I have difficulty believing that there will be any effort from big ISP's to do this. It takes a few support calls to have validation switched off at the ISPs site, or the ISP will already see their very thin margin evaporate.
Most DSL markets are death due to dumping. If you really want to keep customers, you have to provide more features. Security is a very valuable feature this days. Adding DNSSEC validating causes a major step-up at least in press release shootouts.
That leaves us with pushing code to the end user, in applications and OS, which implies coorperation from and education to software developers.
Taking this road means: Redo from start. Never get a reasonable deployment. Root will not be signed, because there are not enough installations. More installations will not come up, because the root is not signed and key maintainence is a mess. Catch-22. I prefer the other way.
Since you don't sell access to private end users, I assume you sell bulk access, which implies that corps/folks you send access to, have their own resolvers in place. They loose.
What do they loose?
I can't see your point here.
acl's, firewalls, etc, that decide on source ip address if it can query your resolver. I can circumvent that.
How do you want to do this? Please respond by email directly, it's off-topic.
You are a geek. But you spoke about end users. And they trust their ISP for the data they received from him.
I'd advice joe end user to validate locally.
They are free to do so. They are free to use any nameserver they want. But if they use the ISP's recursive resolver, this will be a validating one.
Just as I'd advice them validate certificates (which browsers do automagically).
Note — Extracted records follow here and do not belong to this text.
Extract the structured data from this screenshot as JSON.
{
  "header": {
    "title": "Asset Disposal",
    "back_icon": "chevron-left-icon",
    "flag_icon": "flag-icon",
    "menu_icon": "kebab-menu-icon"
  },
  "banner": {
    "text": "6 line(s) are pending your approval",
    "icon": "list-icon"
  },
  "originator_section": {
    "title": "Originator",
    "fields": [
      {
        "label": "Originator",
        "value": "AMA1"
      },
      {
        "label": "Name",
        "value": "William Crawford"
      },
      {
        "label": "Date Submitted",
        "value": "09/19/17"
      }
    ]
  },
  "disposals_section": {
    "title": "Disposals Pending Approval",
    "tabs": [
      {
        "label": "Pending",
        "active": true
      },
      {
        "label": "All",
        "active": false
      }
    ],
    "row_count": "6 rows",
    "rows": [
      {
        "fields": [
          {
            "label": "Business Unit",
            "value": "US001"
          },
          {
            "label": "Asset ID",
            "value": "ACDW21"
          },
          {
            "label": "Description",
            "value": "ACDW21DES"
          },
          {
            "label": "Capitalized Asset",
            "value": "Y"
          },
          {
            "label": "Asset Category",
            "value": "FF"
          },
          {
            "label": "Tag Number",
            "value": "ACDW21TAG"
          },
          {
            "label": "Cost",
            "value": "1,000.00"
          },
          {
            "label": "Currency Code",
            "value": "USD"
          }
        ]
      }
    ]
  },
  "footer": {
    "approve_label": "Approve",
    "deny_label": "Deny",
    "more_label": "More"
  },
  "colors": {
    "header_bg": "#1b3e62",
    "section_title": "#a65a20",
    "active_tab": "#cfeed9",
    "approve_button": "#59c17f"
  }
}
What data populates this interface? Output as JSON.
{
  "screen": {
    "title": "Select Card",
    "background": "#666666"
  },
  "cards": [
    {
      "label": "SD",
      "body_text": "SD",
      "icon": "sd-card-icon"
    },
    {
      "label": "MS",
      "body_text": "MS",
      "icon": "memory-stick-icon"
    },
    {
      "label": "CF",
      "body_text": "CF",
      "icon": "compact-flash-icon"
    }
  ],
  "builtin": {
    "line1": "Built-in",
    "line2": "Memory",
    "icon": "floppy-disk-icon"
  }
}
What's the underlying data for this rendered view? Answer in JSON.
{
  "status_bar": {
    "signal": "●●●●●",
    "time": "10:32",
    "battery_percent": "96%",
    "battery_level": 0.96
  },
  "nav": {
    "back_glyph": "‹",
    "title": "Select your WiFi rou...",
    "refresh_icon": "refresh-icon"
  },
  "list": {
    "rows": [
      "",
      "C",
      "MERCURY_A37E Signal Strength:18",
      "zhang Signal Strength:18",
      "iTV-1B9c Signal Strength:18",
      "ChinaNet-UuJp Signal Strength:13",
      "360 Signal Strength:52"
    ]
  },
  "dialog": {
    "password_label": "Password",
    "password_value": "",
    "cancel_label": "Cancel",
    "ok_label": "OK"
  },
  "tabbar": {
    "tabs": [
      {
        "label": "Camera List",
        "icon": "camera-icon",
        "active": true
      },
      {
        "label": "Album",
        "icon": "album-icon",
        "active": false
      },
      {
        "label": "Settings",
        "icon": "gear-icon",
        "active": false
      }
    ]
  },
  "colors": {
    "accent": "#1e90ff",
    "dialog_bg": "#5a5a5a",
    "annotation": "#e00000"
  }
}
Are you saying that end users should blindly trust their http connection, just because it come via their ISP, or the ISP's proxy?
No, you confuse the source of the data. The ISP can validate the integrity of DNSSEC-signed zones, and it is good to do so. The ISP can't validate the integrety of HTTPS certificates, because the protocols does not show them to him without serveral crude hacks.
You may call me a geek, thats fine, I see it as 'early adaptor'.
We are all 'early adaptors', because we need the blood from the edge.